The American Chamber of Commerce in Hong Kong has pushed the issue repeatedly in their annual ‘DoorKnocker” visits to Washington DC, thus far without success. The Australian business community here has likewise met with little success on this front.
The government gazetted the bill on April 12 and first and second reading passed on April 24 and it was off to Bills Committee from there. Just this past Wednesday, Kenneth Leung (FAccountancy) spoke to HT about this 4 page bill. He had just been nominated Chair of the Bills Committee that morning.
He explained that many of the concerns expressed in previous consultations were still held by some of the members. They related to issues surrounding privacy. He felt the IRD had been fairly meticulous about making serious demands of countries requesting information and was responsible in handling requests. He was not aware of any major complaints with any of the cases previously handled.
So who is driving this anyways?
To this issue of giving up the only thing Hong Kong had to hold back – information – he seemed to think it was a bit of a non-issue. The hold-outs among Hong Kong’s major partners wouldn’t be signing on for a CDTA any time soon – if ever. They just don’t seem interested.
In fact, Hong Kong needs to become compliant with FATCA – the Americans’ Foreign Account Tax Compliance Act. With it, the Americans have effectively strong-armed the world into offering up financial information on the pain of being blocked from transacting with American linked financial institutions. Which includes pretty much everyone using USD. Given that Hong Kong has no choice (save exiting the global financial system), it might as well enact the legislation to be compliant in time for the 2014 deadline.
If almost all the OECD countries have agreements in Hong Kong, and the Americans are forcing compliance, does that leave Germany and Australia cast as those pushing the OECD to pressure Hong Kong?. Threatening grey-listing and black-listing and branding as a ‘tax haven’?

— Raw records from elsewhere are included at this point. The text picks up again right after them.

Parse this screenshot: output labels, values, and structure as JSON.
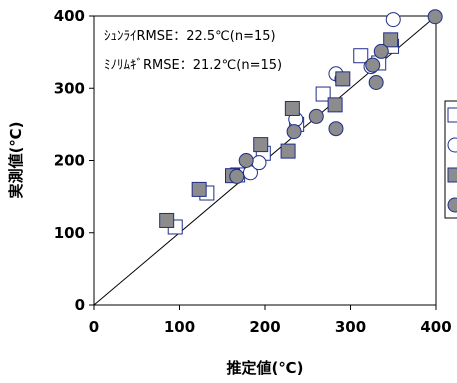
{
  "chart_data": {
    "type": "scatter",
    "xlabel": "推定値(℃)",
    "ylabel": "実測値(℃)",
    "xlim": [
      0,
      400
    ],
    "ylim": [
      0,
      400
    ],
    "xticks": [
      "0",
      "100",
      "200",
      "300",
      "400"
    ],
    "yticks": [
      "0",
      "100",
      "200",
      "300",
      "400"
    ],
    "grid": false,
    "reference_line": "y = x",
    "annotations": [
      "ｼｭﾝﾗｲRMSE：22.5℃(n=15)",
      "ﾐﾉﾘﾑｷﾞRMSE：21.2℃(n=15)"
    ],
    "legend_placement": "right (clipped at image edge)",
    "series": [
      {
        "marker": "open-square",
        "stroke": "#1f2d8a",
        "fill": "#ffffff",
        "points": [
          [
            95,
            108
          ],
          [
            132,
            155
          ],
          [
            168,
            180
          ],
          [
            198,
            210
          ],
          [
            237,
            250
          ],
          [
            268,
            292
          ],
          [
            312,
            345
          ],
          [
            333,
            335
          ],
          [
            348,
            358
          ]
        ]
      },
      {
        "marker": "open-circle",
        "stroke": "#1f2d8a",
        "fill": "#ffffff",
        "points": [
          [
            183,
            183
          ],
          [
            193,
            197
          ],
          [
            236,
            257
          ],
          [
            283,
            320
          ],
          [
            290,
            313
          ],
          [
            324,
            330
          ],
          [
            350,
            395
          ]
        ]
      },
      {
        "marker": "filled-square",
        "stroke": "#1f2d8a",
        "fill": "#8c8c8c",
        "points": [
          [
            85,
            117
          ],
          [
            123,
            160
          ],
          [
            162,
            179
          ],
          [
            195,
            222
          ],
          [
            227,
            213
          ],
          [
            232,
            272
          ],
          [
            282,
            277
          ],
          [
            291,
            313
          ],
          [
            347,
            367
          ]
        ]
      },
      {
        "marker": "filled-circle",
        "stroke": "#1f2d8a",
        "fill": "#8c8c8c",
        "points": [
          [
            167,
            178
          ],
          [
            178,
            200
          ],
          [
            234,
            240
          ],
          [
            260,
            261
          ],
          [
            283,
            244
          ],
          [
            326,
            332
          ],
          [
            330,
            308
          ],
          [
            336,
            351
          ],
          [
            399,
            399
          ]
        ]
      }
    ]
  }
}
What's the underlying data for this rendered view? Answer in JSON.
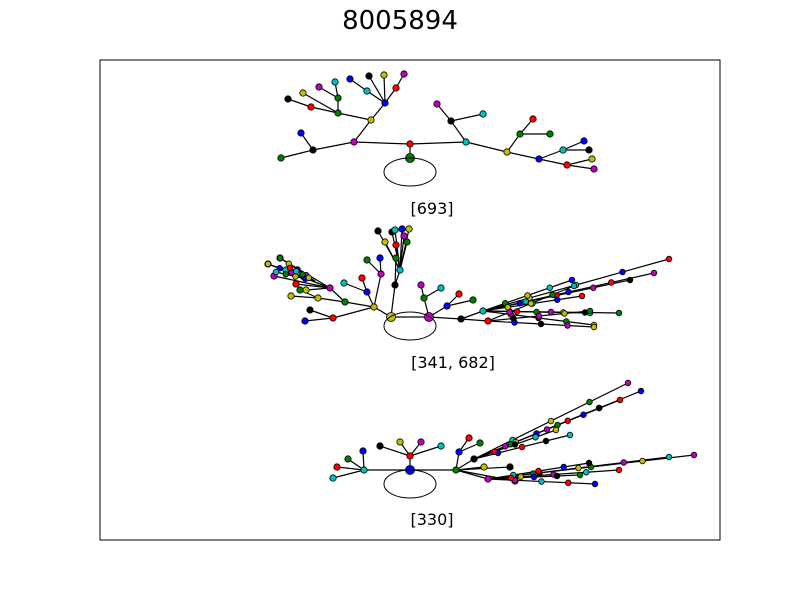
{
  "title": "8005894",
  "panels": [
    {
      "label": "[693]",
      "root_color": "#008000"
    },
    {
      "label": "[341, 682]",
      "root_color": "#bfbf00"
    },
    {
      "label": "[330]",
      "root_color": "#0000ff"
    }
  ],
  "palette": {
    "black": "#000000",
    "red": "#ff0000",
    "green": "#008000",
    "blue": "#0000ff",
    "cyan": "#00bfbf",
    "magenta": "#bf00bf",
    "yellow": "#bfbf00"
  }
}
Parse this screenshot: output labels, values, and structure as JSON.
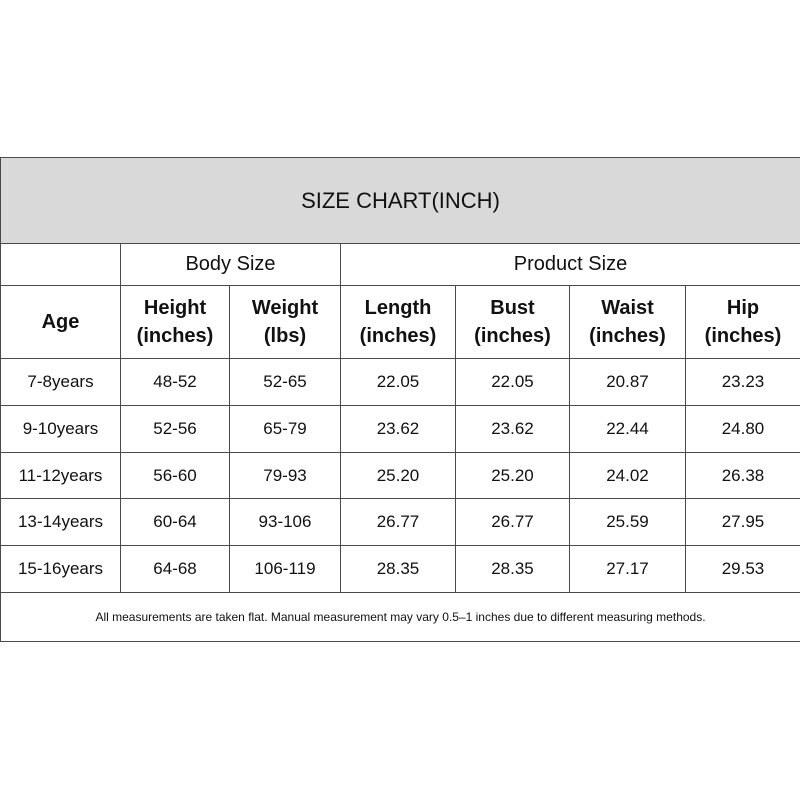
{
  "title": "SIZE CHART(INCH)",
  "groups": [
    "Body Size",
    "Product Size"
  ],
  "columns": [
    {
      "name": "Age"
    },
    {
      "name": "Height",
      "unit": "(inches)"
    },
    {
      "name": "Weight",
      "unit": "(lbs)"
    },
    {
      "name": "Length",
      "unit": "(inches)"
    },
    {
      "name": "Bust",
      "unit": "(inches)"
    },
    {
      "name": "Waist",
      "unit": "(inches)"
    },
    {
      "name": "Hip",
      "unit": "(inches)"
    }
  ],
  "rows": [
    [
      "7-8years",
      "48-52",
      "52-65",
      "22.05",
      "22.05",
      "20.87",
      "23.23"
    ],
    [
      "9-10years",
      "52-56",
      "65-79",
      "23.62",
      "23.62",
      "22.44",
      "24.80"
    ],
    [
      "11-12years",
      "56-60",
      "79-93",
      "25.20",
      "25.20",
      "24.02",
      "26.38"
    ],
    [
      "13-14years",
      "60-64",
      "93-106",
      "26.77",
      "26.77",
      "25.59",
      "27.95"
    ],
    [
      "15-16years",
      "64-68",
      "106-119",
      "28.35",
      "28.35",
      "27.17",
      "29.53"
    ]
  ],
  "note": "All measurements are taken flat. Manual measurement may vary 0.5–1 inches due to different measuring methods."
}
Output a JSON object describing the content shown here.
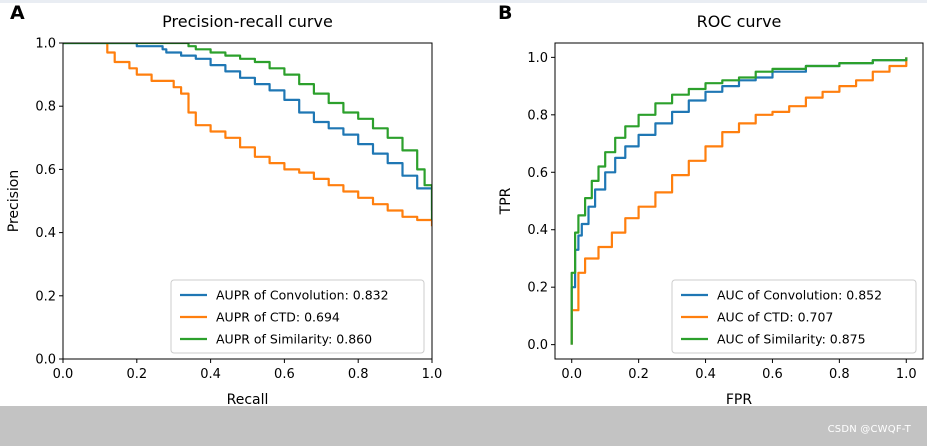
{
  "chart_data": [
    {
      "panel_label": "A",
      "type": "line",
      "title": "Precision-recall curve",
      "xlabel": "Recall",
      "ylabel": "Precision",
      "xlim": [
        0,
        1.0
      ],
      "ylim": [
        0,
        1.0
      ],
      "xticks": [
        0.0,
        0.2,
        0.4,
        0.6,
        0.8,
        1.0
      ],
      "yticks": [
        0.0,
        0.2,
        0.4,
        0.6,
        0.8,
        1.0
      ],
      "xtick_labels": [
        "0.0",
        "0.2",
        "0.4",
        "0.6",
        "0.8",
        "1.0"
      ],
      "ytick_labels": [
        "0.0",
        "0.2",
        "0.4",
        "0.6",
        "0.8",
        "1.0"
      ],
      "grid": false,
      "legend_position": "lower-right",
      "series": [
        {
          "name": "AUPR of Convolution: 0.832",
          "color": "#1f77b4",
          "points": [
            [
              0,
              1.0
            ],
            [
              0.2,
              1.0
            ],
            [
              0.2,
              0.99
            ],
            [
              0.25,
              0.99
            ],
            [
              0.27,
              0.98
            ],
            [
              0.28,
              0.97
            ],
            [
              0.32,
              0.96
            ],
            [
              0.36,
              0.95
            ],
            [
              0.4,
              0.93
            ],
            [
              0.44,
              0.91
            ],
            [
              0.48,
              0.89
            ],
            [
              0.52,
              0.87
            ],
            [
              0.56,
              0.85
            ],
            [
              0.6,
              0.82
            ],
            [
              0.64,
              0.78
            ],
            [
              0.68,
              0.75
            ],
            [
              0.72,
              0.73
            ],
            [
              0.76,
              0.71
            ],
            [
              0.8,
              0.68
            ],
            [
              0.84,
              0.65
            ],
            [
              0.88,
              0.62
            ],
            [
              0.92,
              0.58
            ],
            [
              0.96,
              0.54
            ],
            [
              1.0,
              0.47
            ]
          ]
        },
        {
          "name": "AUPR of CTD: 0.694",
          "color": "#ff7f0e",
          "points": [
            [
              0.12,
              1.0
            ],
            [
              0.12,
              0.97
            ],
            [
              0.14,
              0.94
            ],
            [
              0.18,
              0.92
            ],
            [
              0.2,
              0.9
            ],
            [
              0.24,
              0.88
            ],
            [
              0.3,
              0.86
            ],
            [
              0.32,
              0.84
            ],
            [
              0.34,
              0.78
            ],
            [
              0.36,
              0.74
            ],
            [
              0.4,
              0.72
            ],
            [
              0.44,
              0.7
            ],
            [
              0.48,
              0.67
            ],
            [
              0.52,
              0.64
            ],
            [
              0.56,
              0.62
            ],
            [
              0.6,
              0.6
            ],
            [
              0.64,
              0.59
            ],
            [
              0.68,
              0.57
            ],
            [
              0.72,
              0.55
            ],
            [
              0.76,
              0.53
            ],
            [
              0.8,
              0.51
            ],
            [
              0.84,
              0.49
            ],
            [
              0.88,
              0.47
            ],
            [
              0.92,
              0.45
            ],
            [
              0.96,
              0.44
            ],
            [
              1.0,
              0.42
            ]
          ]
        },
        {
          "name": "AUPR of Similarity: 0.860",
          "color": "#2ca02c",
          "points": [
            [
              0,
              1.0
            ],
            [
              0.34,
              1.0
            ],
            [
              0.34,
              0.99
            ],
            [
              0.36,
              0.98
            ],
            [
              0.4,
              0.97
            ],
            [
              0.44,
              0.96
            ],
            [
              0.48,
              0.95
            ],
            [
              0.52,
              0.94
            ],
            [
              0.56,
              0.92
            ],
            [
              0.6,
              0.9
            ],
            [
              0.64,
              0.87
            ],
            [
              0.68,
              0.84
            ],
            [
              0.72,
              0.81
            ],
            [
              0.76,
              0.78
            ],
            [
              0.8,
              0.76
            ],
            [
              0.84,
              0.73
            ],
            [
              0.88,
              0.7
            ],
            [
              0.92,
              0.66
            ],
            [
              0.96,
              0.6
            ],
            [
              0.98,
              0.55
            ],
            [
              1.0,
              0.44
            ]
          ]
        }
      ]
    },
    {
      "panel_label": "B",
      "type": "line",
      "title": "ROC curve",
      "xlabel": "FPR",
      "ylabel": "TPR",
      "xlim": [
        0,
        1.0
      ],
      "ylim": [
        0,
        1.0
      ],
      "xticks": [
        0.0,
        0.2,
        0.4,
        0.6,
        0.8,
        1.0
      ],
      "yticks": [
        0.0,
        0.2,
        0.4,
        0.6,
        0.8,
        1.0
      ],
      "xtick_labels": [
        "0.0",
        "0.2",
        "0.4",
        "0.6",
        "0.8",
        "1.0"
      ],
      "ytick_labels": [
        "0.0",
        "0.2",
        "0.4",
        "0.6",
        "0.8",
        "1.0"
      ],
      "grid": false,
      "legend_position": "lower-right",
      "series": [
        {
          "name": "AUC of Convolution: 0.852",
          "color": "#1f77b4",
          "points": [
            [
              0,
              0
            ],
            [
              0,
              0.2
            ],
            [
              0.01,
              0.33
            ],
            [
              0.02,
              0.38
            ],
            [
              0.03,
              0.42
            ],
            [
              0.05,
              0.48
            ],
            [
              0.07,
              0.54
            ],
            [
              0.1,
              0.6
            ],
            [
              0.13,
              0.65
            ],
            [
              0.16,
              0.69
            ],
            [
              0.2,
              0.73
            ],
            [
              0.25,
              0.77
            ],
            [
              0.3,
              0.81
            ],
            [
              0.35,
              0.85
            ],
            [
              0.4,
              0.88
            ],
            [
              0.45,
              0.9
            ],
            [
              0.5,
              0.92
            ],
            [
              0.55,
              0.93
            ],
            [
              0.6,
              0.95
            ],
            [
              0.7,
              0.97
            ],
            [
              0.8,
              0.98
            ],
            [
              0.9,
              0.99
            ],
            [
              1.0,
              1.0
            ]
          ]
        },
        {
          "name": "AUC of CTD: 0.707",
          "color": "#ff7f0e",
          "points": [
            [
              0,
              0
            ],
            [
              0,
              0.12
            ],
            [
              0.02,
              0.25
            ],
            [
              0.04,
              0.3
            ],
            [
              0.08,
              0.34
            ],
            [
              0.12,
              0.39
            ],
            [
              0.16,
              0.44
            ],
            [
              0.2,
              0.48
            ],
            [
              0.25,
              0.53
            ],
            [
              0.3,
              0.59
            ],
            [
              0.35,
              0.64
            ],
            [
              0.4,
              0.69
            ],
            [
              0.45,
              0.74
            ],
            [
              0.5,
              0.77
            ],
            [
              0.55,
              0.8
            ],
            [
              0.6,
              0.81
            ],
            [
              0.65,
              0.83
            ],
            [
              0.7,
              0.86
            ],
            [
              0.75,
              0.88
            ],
            [
              0.8,
              0.9
            ],
            [
              0.85,
              0.92
            ],
            [
              0.9,
              0.95
            ],
            [
              0.95,
              0.97
            ],
            [
              1.0,
              1.0
            ]
          ]
        },
        {
          "name": "AUC of Similarity: 0.875",
          "color": "#2ca02c",
          "points": [
            [
              0,
              0
            ],
            [
              0,
              0.25
            ],
            [
              0.01,
              0.39
            ],
            [
              0.02,
              0.45
            ],
            [
              0.04,
              0.51
            ],
            [
              0.06,
              0.57
            ],
            [
              0.08,
              0.62
            ],
            [
              0.1,
              0.67
            ],
            [
              0.13,
              0.72
            ],
            [
              0.16,
              0.76
            ],
            [
              0.2,
              0.8
            ],
            [
              0.25,
              0.84
            ],
            [
              0.3,
              0.87
            ],
            [
              0.35,
              0.89
            ],
            [
              0.4,
              0.91
            ],
            [
              0.45,
              0.92
            ],
            [
              0.5,
              0.93
            ],
            [
              0.55,
              0.95
            ],
            [
              0.6,
              0.96
            ],
            [
              0.7,
              0.97
            ],
            [
              0.8,
              0.98
            ],
            [
              0.9,
              0.99
            ],
            [
              1.0,
              1.0
            ]
          ]
        }
      ]
    }
  ],
  "watermark": "CSDN @CWQF-T",
  "colors": {
    "footer_bar": "#c3c3c3",
    "axes": "#000000"
  }
}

Not really. Apparently the OECD are a bureaucracy unto themselves, quite independent of their national governments. As Mr. Leung put it, “OECD top management want everyone to be members of the club.” The national governments generally respect Hong Kong’s compliance and regulatory environment. It’s seems to be a case of out of control peer pressure.
The High Road
On the issue of CDTAs and the TIEA then, it seems Hong Kong has one road to take – the high road. If national governments support the OECD which, on their behalf, conducts a campaign of shaming with non-compliance (even when mostly compliant), and, like the US, enforces regulatory compliance and places administrative burden on Hong Kong, then Hong Kong has a moral case.
Legislators can choose to make a statement and defy the OECD and United States. The OECD sanctions, aside from, as one economist put it ‘fingerwagging’ – seem vague and of undeterminable impact. Finger wagging would be a certainty and legislators would have to live with that responsibility. However, almost all the OECD members happily have EoI agreements and even CDTAs and all is well.
FATCA, however, has real teeth. Defiance will have real consequences. It is an American problem that has been made our problem. If Hong Kong must have this then, our legislators and government should take every opportunity to remind their counterparts in CDTA holdouts that we are compliant and now they are the holdouts. Rather than Hong Kong being the sole Global Forum jurisdiction that is holding out, America, Germany and Australia are the DTA hold-outs against fully compliant Hong Kong. The high road may not stand against realpolitik, but sometimes, it is the only road one has.